"Saat siswa kembali ke sekolah dan universitas, beberapa orang bertanya-tanya apakah lebih baik menggunakan face shield, karena lebih nyaman dan lebih mudah dipakai untuk jangka waktu yang lebih lama," kata Siddhartha Verma, penulis utama dan asisten profesor di College of Engineering and Computer Science, Florida Atlantic University.
Tetapi, dia menambahkan, bagaimana jika pelindung ini tidak efektif?
"Anda pada dasarnya akan menempatkan semua orang dalam ruang sempit dengan tetesan yang menumpuk dari waktu ke waktu dan berpotensi menyebabkan infeksi," ujarnya.
Penelitian terbaru mengungkap bahwa para ilmuwan mensimulasikan batuk dengan menghubungkan kepala manekin ke mesin kabut yang menghasilkan uap dari air dan gliserin, kemudian menggunakan pompa untuk mengeluarkan uap dari mulut manekin.

Para ahli kemudian memvisualisasikan tetesan uap menggunakan "lembaran laser" yang dibuat dengan melewatkan penunjuk laser hijau melalui batang silinder. Dalam pengaturan ini, simulasi tetesan batuk muncul sebagai uap hijau bersinar yang mengalir dari mulut manekin.
Untuk simulasi face shield, pelindung awalnya membelokkan tetesan ke bawah setelah batuk. Tapi tetesan kecil tetap tergantung di bagian bawah pelindung dan kemudian melayang di sekitar sisi, hingga akhirnya menyebar sekitar 0,9 meter ke depan dan samping manekin. Dalam beberapa kasus, tetesan menyebar ke belakang.

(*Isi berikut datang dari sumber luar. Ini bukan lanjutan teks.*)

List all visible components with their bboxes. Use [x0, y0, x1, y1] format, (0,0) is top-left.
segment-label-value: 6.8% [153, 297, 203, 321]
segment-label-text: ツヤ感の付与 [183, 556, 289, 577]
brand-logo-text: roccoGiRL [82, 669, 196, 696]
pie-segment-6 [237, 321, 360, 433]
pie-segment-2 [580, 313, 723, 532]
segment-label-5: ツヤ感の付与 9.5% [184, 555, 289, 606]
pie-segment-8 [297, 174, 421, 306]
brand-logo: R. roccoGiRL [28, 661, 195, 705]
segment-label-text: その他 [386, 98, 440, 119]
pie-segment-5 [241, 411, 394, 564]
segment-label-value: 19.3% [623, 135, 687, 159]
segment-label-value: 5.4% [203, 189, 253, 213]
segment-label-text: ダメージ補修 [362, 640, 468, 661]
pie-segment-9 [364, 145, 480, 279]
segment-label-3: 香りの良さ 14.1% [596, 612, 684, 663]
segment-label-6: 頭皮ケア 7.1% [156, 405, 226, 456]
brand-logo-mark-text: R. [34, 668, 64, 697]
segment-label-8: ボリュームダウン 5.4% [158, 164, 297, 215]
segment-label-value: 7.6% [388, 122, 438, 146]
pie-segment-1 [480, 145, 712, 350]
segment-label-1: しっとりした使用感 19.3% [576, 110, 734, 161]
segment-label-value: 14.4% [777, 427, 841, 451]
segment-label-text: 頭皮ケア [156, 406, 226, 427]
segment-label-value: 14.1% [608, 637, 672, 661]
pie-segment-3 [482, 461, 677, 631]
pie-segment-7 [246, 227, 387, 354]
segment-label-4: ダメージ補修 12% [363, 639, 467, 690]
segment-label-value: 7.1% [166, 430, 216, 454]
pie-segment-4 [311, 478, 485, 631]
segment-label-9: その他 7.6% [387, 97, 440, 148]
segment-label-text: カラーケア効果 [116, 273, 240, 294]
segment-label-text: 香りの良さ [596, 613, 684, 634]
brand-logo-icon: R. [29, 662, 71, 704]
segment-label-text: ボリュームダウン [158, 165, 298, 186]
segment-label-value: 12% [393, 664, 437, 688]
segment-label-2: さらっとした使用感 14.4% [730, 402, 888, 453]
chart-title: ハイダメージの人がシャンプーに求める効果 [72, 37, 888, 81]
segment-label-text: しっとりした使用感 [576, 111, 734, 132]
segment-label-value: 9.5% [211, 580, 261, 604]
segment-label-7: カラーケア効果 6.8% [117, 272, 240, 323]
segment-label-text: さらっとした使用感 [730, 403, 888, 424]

Sedangkan simulasi untuk masker dengan katup, semburan tetesan melewati katup di bagian depan masker selama batuk. Awalnya, semburan tetesan ini bergerak menuju bawah, tetapi akhirnya tetesan tersebut menyebar ke area yang luas.
Para ilmuwan juga menguji dua merek berbeda dari masker bedah yang tersedia secara komersial. Kedua masker ini tidak direkomendasikan untuk penggunaan medis oleh produsen.
Meskipun masker terlihat serupa, satu merek efektif menghentikan penyebaran tetesan aerosol ke depan, sementara yang lain memungkinkan sejumlah besar tetesan bocor melalui masker.
Baca Juga: Pembuatan Vaksin Covid-19 Terburu-buru Bisa Sebabkan Tragedi, Ini Buktinya
"Ini menunjukkan bahkan di antara masker yang tersedia secara komersial yang mungkin tampak serupa, terdapat perbedaan mendasar yang signifikan dalam kualitas dan jenis bahan yang digunakan untuk membuat masker," kata penulis, dikutip melalui Science Alert, Kamis (3/9/2020).